The growing complexity of TGF-β as a T-cell regulator

When Mosmann et al. first classified mouse CD4 T-cell clones according to the cytokines that they produced¹ and showed that these subsets possessed different effector functions² a new era in our understanding of immunology had begun. Since then, substantial effort has gone into understanding how T-cell subsets function in health and disease, the factors that govern their differentiation and more recently the characterization and function of regulatory T cells that control immune responses. Transforming growth factor-beta (TGF-β) is a pleiotropic cytokine that regulates diverse biological processes during development and homeostasis. In this issue of Immunology Smeltz et al. describe an unexpected effect of this cytokine on CD4 T-cell differentiation and IFN-γ synthesis.³

Extensive studies on T-cell subsets revealed that T helper 1 (Th1) and T helper 2 (Th2) cells were mutually exclusive and that IFN-γ, the signature cytokine of Th1 cells, inhibited the growth of Th2 cells⁴ while IL-4, the cytokine that defines Th2 cells, was inhibitory for Th1 cells⁵. Furthermore, both of these subsets produced cytokines that served as autocrine growth factors—IL-2 for Th1 and IL-4 for Th2 cells^6,7. Historically IFN-γ was the first cytokine to be identified that promoted Th1 responses⁴. IFN-γ selectively induced naïve CD45RA, but not memory CD45RO, T cells to secrete IFN-γ⁸ and express the Th1-specific transcription factor T-bet⁹. IL-4 appeared to be essential for Th2 development⁷.

A further level of control was introduced by cytokines produced by antigen presenting cells (APC). APC derived IL-12^10,11 and IL-18¹² work in synergy to promote Th1 cell differentiation. Interestingly, comparable Th2 promoting cytokines from APC have not been described but APC that are low IL-12 producers, as in the lung, appear to preferentially induce Th2 cells¹³. The IL-4 that is necessary for Th2 development may be derived from a subset of natural killer (NK) cells¹⁴ or from the CD4 T cells themselves¹⁵. In addition to extracellular cytokines, the nature of the T-cell receptor stimulus and the presence, or absence, of a costimulus also regulate T-cell differentiation: high affinity T-cell receptor–MHC peptide interactions leading to a Th1 response while low affinity lead to a Th2 cytokine profile^16–19.

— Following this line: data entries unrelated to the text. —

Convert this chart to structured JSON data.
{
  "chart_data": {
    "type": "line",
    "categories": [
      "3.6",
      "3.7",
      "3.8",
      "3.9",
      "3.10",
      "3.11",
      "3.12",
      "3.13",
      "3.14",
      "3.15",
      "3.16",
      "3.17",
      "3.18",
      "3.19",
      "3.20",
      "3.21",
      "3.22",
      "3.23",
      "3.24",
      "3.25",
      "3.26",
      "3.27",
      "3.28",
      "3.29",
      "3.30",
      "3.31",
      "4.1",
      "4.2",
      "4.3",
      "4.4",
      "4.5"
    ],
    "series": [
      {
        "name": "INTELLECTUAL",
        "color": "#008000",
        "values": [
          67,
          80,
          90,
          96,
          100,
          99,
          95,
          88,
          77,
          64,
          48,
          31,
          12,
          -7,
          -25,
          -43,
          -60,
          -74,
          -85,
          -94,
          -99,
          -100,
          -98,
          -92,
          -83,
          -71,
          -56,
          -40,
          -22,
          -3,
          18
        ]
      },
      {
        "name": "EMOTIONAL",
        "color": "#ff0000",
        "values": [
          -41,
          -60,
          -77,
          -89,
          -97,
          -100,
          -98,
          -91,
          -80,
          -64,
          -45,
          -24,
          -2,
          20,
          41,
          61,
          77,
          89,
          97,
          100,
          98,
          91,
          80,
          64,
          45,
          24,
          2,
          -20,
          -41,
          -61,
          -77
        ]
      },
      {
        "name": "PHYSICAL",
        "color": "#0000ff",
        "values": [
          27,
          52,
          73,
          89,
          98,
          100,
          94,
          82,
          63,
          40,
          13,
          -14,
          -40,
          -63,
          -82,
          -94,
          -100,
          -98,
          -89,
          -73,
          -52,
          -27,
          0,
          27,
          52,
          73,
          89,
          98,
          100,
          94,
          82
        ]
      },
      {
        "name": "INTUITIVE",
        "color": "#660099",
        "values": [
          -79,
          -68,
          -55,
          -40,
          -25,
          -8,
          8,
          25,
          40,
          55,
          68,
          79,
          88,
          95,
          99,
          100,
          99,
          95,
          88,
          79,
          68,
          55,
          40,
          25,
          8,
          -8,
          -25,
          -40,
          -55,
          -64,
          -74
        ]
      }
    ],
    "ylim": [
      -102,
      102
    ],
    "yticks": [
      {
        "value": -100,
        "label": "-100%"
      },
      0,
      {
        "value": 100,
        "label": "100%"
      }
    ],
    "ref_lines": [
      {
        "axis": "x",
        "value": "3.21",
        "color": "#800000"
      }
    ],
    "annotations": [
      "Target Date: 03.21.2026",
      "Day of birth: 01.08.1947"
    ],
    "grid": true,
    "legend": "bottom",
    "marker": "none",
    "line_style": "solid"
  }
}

To control aberrant immune responses there are, in addition, regulatory T cells. These include T regulatory 1 (Tr1) cells that make IL-10 which inhibits both Th1²⁰ and Th2²¹ responses and T helper 3 cells (Th3) that promote IgA responses in the gastrointestinal tract via TGF-β²² and also inhibit Th1 and Th2 responses^23,24. TGF-β has also been shown to inhibit GATA-3 expression and Th2 development⁹ as well as airway Th2 cell induced inflammation²¹. It has also been shown that CD4-dominant negative TGF-βRII mice are unable to mount effective Th1 responses to pathogens such as Leishmania²⁵ and suffer impaired immunity to tumors²⁶.

In this issue of the journal, Smeltz et al. demonstrate that, under certain circumstances, TGF-β can actually promote Th1 cell differentiation.³ This runs counter to the prevailing vision of TGF-β as a Th1 as well as a Th2 inhibitory cytokine²⁵. Smeltz et al. suggest that TGF-β mediates this effect by inhibiting IL-4, which is inhibitory for Th1 responses. Indeed, Lingnau et al. have shown that a combination of TGF-β and IL-4 induced IFN-γ production in human CD4 T cells stimulated with antiαβ T-cell receptor (TcR) specific antibody²⁷. Consistent with other reports⁹, Smeltz et al. also report that TGF-β inhibited GATA-3 gene expression and IL-4 synthesis, but also found that TGF-β augmented the generation of IFN-γ producing cells.³ They showed and that this process was independent of IL-12 and signal transducer and activator of transcription-4 (STAT-4) signaling but was dependent on endogenous IFN-γ, itself an important inducer of T-bet²⁸.

One explanation for the different effects of TGF-β on Th1 cell differentiation observed by these investigators may be the way in which the Th1 cells were generated. Smeltz et al. stimulated transgenic D011.10 CD4 T cells with specific ovalbumin peptide with or without cytokines and re-stimulated after one week with anti-CD3.³ Other investigators have used anti-CD3/CD28 to mimic T-cell activation²⁵. It is also known that TGF-β signaling is mediated via the intracellular signaling molecules SMAD 2, 3 and 4²⁹. Hence an alternative explanation for the different effects of TGF-β observed could be based on the cell-specific phosphorylation of SMADs or in the stoichiometry of the SMAD signaling complex. Whatever the explanation, these findings serve to remind us that T cells do not develop in isolation but receive a complex array of signals whose balance determines their differentiation into effector cells.